Women of Color Collective promotes intersectionality

Photo by Tori D'Amico

On Monday night, the Women’s Center and LGBTQ+ services held a kickoff event for their new Women of Color Collective.

The collective will focus on the uplifting of women of color on Ramapo’s campus, especially for first-year students. Sophomore Khalisah Hameed, the Women’s Outreach Coordinator for the Women’s Center, opened up the night with a speech about why she became an activator of the collective.

“I’m honored to stand here today as the leader of the women of color collective because we do not just come together today to kick off this group,” Hameed said. “We are taking steps to ensure that less first year and professional women of color are coming into this community feeling like they do not have a comfortable place to go and they are too far from sisterly support.”

She shared her own experiences as a first-year student at Ramapo, and feeling unsure of her place as a woman of color. She felt that diversity was promoted in the mission statement and the brochures, but hard to find once she actually arrived. 

“I am sure that many of us have encountered white-dominated spaces, such as classrooms, campus community meetings, etc. where race and race relations on campus were being discussed, and we were looked at to be the spokesperson of our culture,” said Hameed. 
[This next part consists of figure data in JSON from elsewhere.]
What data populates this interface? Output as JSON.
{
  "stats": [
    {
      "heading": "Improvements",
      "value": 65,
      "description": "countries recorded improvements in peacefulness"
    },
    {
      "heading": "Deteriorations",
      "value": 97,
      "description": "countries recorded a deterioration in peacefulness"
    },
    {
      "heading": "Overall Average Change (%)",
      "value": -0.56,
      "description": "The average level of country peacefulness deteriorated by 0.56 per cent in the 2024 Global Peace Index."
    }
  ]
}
“We are here to affirm that we deserve to be here just as much as anyone else, we are not too passionate about our heritage, we are not to be tokenized,” she said. “And we are not ungrateful because we call out inconsistencies between the college's recruitment plan for diversity and its actions and attitudes towards us once we get here.”

She went on to discuss the different expectations that have been placed on minorities, especially women of color, to fit a certain mold and not to speak out about issues like these. When they do, as she said, they are judged as acting like animals and are viewed as lesser. 

“Appropriate emotion is allegedly not acceptable in academia, and life experience is not valued as proof that the intersection between sexism and racism is not just a theory,” she said. 

The collective, as she explained, will be a community focused on bringing women of color together on the predominantly white campus of Ramapo, creating opportunities for them to flourish in a space that, historically, has not welcomed them. 

These opportunities will hopefully include a mentor program between first-year and professional women of color on campus, and workshops outside of holding events. 

The kickoff also featured keynote speaker Cheyenne-Tyler Jacobs, a self-published author, spoken word poet and CEO and founder of the “She Will Speak” series. 

Jacobs was invited to share her experiences carving out her own space as a writer and creating a space for women to share their stories in her series' anthologies. She noted how important it is not only to listen to women, but to listen to women at the intersections of marginalized communities, too.

“If you want to support women, you have to support women through the intersects,” she said. 

Jacobs is passionate about the power of not only supporting others, but stepping aside to let their voice be heard. She believes that everyone is their own platform, that everyone has the space to speak, and those with more recognition owe it those with less to clear the space for them to be heard.

“Why aren’t we passing the mic and saying, ‘this isn’t my space, this is your space now,’” Jacobs asked. 

The night went on with a spoken word performance by Jacobs, who then spent time speaking about her experiences and what opportunities she has had since starting she will speak. 

“She Will Speak” not only offers women the chance to submit their work and stories to the anthologies, but also takes part in speaking at events and hosting webinars about different topics within women’s issues.

The next webinar will be offered on March 24 and more information can be found through Jacobs’ Instagram, @shewillspeak.

The Women of Color Collective hopes to be an empowering space to bring more women like Jacobs to the forefront of recognition, showing more young women of color that they can be represented in academia.

“We are here to celebrate the fact that we exist in these spaces,” Hameed said. “But to also recognize that a lot of us do not do so without the premise of survivor's guilt or imposter syndrome. We are here to affirm that there is a space for our emotions and our intellect to co-exist within higher education.”